Tom 6 Czarnej Serii o Conanie z Cymerii: Conan Korsarz - recenzja
W działach: Conan, książka, recenzja | Odsłony: 110Oryginalny tytuł: Conan the Buccaneer
Autorzy: Lin Carter i L. Spraque de Camp
Rok pierwszego wydania: 1971
Conan Krosarz to pierwszy w czarnej serii tom kontynuatorów. Choć dla przejrzystości umieściłem go wśród dziesięcioksięgu, tworzącego szkielet dziejów postaci, to nie ma w nim ani litery autorstwa ojca postaci potężnego Cymeryjczyka, Roberta E. Howarda. Jednak Carter i de Camp, jak na wiernych znawców i kontynuatorów jego twórczości przystało czerpią pełnymi garściami z oryginałów. Stąd pojawiają się znane już postacie, lub takie, które dopiero „pojawią się” w nich.
Fabuła opowiada o intrygach dworskich w Zingarze, które przybierają nieoczekiwany, przygodowy obrót, gdy będąca ich celem księżniczka Chabela opuszcza stolicę pod wpływem przepowiedni. Conan w tym czasie jest jednym z królewskich korsarzy, dowodząc Łobuzem, którego zdobył w opowiadaniu „Szmaragdowa Toń”. Jest jednym z wielu podobnych mu morskich wilków, nie przejmujących się kto dzierży koronę tak długo jak wypłaca mu żołd.
W całą przygodę wciąga go kilka zbiegów okoliczności i nadinterpretacji. Prowadzą one do podróży na tajemniczą wyspę i w głąb czarnych królestw dalekiego południa. Odwiedzamy zapomniane ruiny, na wpół mityczne królestwo jak i jesteśmy świadkami magicznych pojedynków. To wszystko oczywiście przewija się na tle solidnej dawki pojedynków i walk.
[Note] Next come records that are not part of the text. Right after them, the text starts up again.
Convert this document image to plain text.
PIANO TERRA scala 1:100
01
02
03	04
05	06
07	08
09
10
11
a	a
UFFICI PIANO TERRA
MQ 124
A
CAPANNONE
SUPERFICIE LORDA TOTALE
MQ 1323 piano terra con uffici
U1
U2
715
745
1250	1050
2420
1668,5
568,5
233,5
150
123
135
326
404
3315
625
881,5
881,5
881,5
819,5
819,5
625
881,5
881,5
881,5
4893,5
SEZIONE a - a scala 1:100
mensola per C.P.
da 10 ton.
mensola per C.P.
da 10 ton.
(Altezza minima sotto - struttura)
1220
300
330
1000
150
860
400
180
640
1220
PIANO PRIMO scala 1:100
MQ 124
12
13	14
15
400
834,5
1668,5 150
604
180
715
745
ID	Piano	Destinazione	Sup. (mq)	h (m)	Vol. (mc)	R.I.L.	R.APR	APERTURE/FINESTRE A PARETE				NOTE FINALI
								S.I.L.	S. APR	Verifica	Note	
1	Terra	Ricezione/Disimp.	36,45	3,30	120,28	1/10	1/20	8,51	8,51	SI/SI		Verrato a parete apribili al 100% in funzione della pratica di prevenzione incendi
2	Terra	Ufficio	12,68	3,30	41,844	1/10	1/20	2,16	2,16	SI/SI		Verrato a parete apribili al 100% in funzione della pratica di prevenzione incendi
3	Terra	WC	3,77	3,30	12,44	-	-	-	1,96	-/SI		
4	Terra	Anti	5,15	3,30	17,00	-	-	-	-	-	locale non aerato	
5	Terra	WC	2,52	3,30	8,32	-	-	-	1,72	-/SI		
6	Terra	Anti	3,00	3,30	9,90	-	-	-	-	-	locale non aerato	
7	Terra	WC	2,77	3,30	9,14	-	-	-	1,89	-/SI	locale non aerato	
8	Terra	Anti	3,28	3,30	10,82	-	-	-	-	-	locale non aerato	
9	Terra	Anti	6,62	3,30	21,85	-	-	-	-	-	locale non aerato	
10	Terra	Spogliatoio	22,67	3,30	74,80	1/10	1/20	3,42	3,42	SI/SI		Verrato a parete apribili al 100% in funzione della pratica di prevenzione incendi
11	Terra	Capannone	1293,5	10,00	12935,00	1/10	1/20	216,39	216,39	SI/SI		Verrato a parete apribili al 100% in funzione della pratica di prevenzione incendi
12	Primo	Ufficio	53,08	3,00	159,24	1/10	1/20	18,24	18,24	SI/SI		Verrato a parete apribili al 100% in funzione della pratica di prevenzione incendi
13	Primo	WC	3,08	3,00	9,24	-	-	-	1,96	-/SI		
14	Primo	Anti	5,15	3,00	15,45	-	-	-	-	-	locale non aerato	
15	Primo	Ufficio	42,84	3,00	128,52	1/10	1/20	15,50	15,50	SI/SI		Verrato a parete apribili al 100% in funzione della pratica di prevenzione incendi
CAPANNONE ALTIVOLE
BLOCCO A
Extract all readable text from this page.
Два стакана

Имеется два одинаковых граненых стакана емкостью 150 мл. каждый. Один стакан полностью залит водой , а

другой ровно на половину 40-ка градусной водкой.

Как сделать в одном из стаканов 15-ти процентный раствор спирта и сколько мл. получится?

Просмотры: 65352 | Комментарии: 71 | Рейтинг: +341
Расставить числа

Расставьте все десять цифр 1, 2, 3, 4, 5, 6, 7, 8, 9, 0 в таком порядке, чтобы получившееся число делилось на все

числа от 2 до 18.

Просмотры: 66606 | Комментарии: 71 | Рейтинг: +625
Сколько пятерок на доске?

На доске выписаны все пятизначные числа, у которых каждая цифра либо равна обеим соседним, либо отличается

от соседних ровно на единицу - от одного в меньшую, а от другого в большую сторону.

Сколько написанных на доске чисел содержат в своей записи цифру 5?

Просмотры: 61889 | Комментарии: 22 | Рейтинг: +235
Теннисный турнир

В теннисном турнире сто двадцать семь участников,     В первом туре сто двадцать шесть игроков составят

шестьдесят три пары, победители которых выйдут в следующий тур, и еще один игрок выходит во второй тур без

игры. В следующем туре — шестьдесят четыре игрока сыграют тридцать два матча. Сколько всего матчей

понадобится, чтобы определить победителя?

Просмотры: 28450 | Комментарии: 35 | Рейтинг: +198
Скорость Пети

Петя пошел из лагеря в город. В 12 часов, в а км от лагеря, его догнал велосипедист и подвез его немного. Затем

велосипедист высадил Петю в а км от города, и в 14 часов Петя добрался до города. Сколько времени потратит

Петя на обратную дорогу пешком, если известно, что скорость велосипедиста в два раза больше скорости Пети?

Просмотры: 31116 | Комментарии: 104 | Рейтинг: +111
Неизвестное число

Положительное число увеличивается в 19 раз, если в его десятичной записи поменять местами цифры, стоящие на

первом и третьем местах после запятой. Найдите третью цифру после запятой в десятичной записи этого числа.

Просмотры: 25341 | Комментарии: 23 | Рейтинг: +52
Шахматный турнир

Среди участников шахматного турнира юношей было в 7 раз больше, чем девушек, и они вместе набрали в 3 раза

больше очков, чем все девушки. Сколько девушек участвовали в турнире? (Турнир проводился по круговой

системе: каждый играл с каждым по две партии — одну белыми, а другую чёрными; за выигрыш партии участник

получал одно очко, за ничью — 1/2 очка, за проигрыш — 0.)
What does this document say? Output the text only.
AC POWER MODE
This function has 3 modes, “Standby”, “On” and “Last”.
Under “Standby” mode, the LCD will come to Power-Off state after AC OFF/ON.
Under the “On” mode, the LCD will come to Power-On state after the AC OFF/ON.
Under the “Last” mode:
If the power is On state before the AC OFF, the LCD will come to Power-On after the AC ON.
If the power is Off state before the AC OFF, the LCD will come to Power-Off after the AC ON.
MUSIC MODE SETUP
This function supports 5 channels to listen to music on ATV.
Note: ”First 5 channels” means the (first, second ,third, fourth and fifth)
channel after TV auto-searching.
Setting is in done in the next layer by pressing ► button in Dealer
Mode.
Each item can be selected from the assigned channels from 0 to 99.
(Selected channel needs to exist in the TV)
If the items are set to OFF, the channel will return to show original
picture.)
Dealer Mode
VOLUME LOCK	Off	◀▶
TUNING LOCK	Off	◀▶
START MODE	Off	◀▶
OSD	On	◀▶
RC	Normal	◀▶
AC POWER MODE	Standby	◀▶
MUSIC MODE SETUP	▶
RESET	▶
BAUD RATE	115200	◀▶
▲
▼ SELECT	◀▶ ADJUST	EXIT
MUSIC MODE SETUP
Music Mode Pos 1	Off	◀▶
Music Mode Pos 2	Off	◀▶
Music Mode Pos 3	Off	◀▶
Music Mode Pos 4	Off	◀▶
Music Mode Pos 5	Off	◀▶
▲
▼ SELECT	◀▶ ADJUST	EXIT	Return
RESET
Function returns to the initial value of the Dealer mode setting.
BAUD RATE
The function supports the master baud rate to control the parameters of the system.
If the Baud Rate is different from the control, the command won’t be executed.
Conan w tym tomie ma 35 lat i jest przedstawiany dość typowo. Jest potężnie zbudowanym olbrzymem, o kociej zwinności ruchów i grzywie czarnych włosów. Pada również stwierdzenie, że ma około dwóch metrów wzrostu (poprzez porównanie z inna osobą która miała prawie dwa metry, a był od niej jeszcze wyższy). Jest charyzmatycznym kapitanem, nieraz szorstkim i o ciężkim języku, ale dbającym o swoich ludzi. Kilka razy powściąga swoje wojownicze zapędy, czując właśnie ciężar odpowiedzialności za podwładnych. Drugim elementem powstrzymującym jego barbarzyński temperament jest doświadczenie dwóch dekad podróży i przygód.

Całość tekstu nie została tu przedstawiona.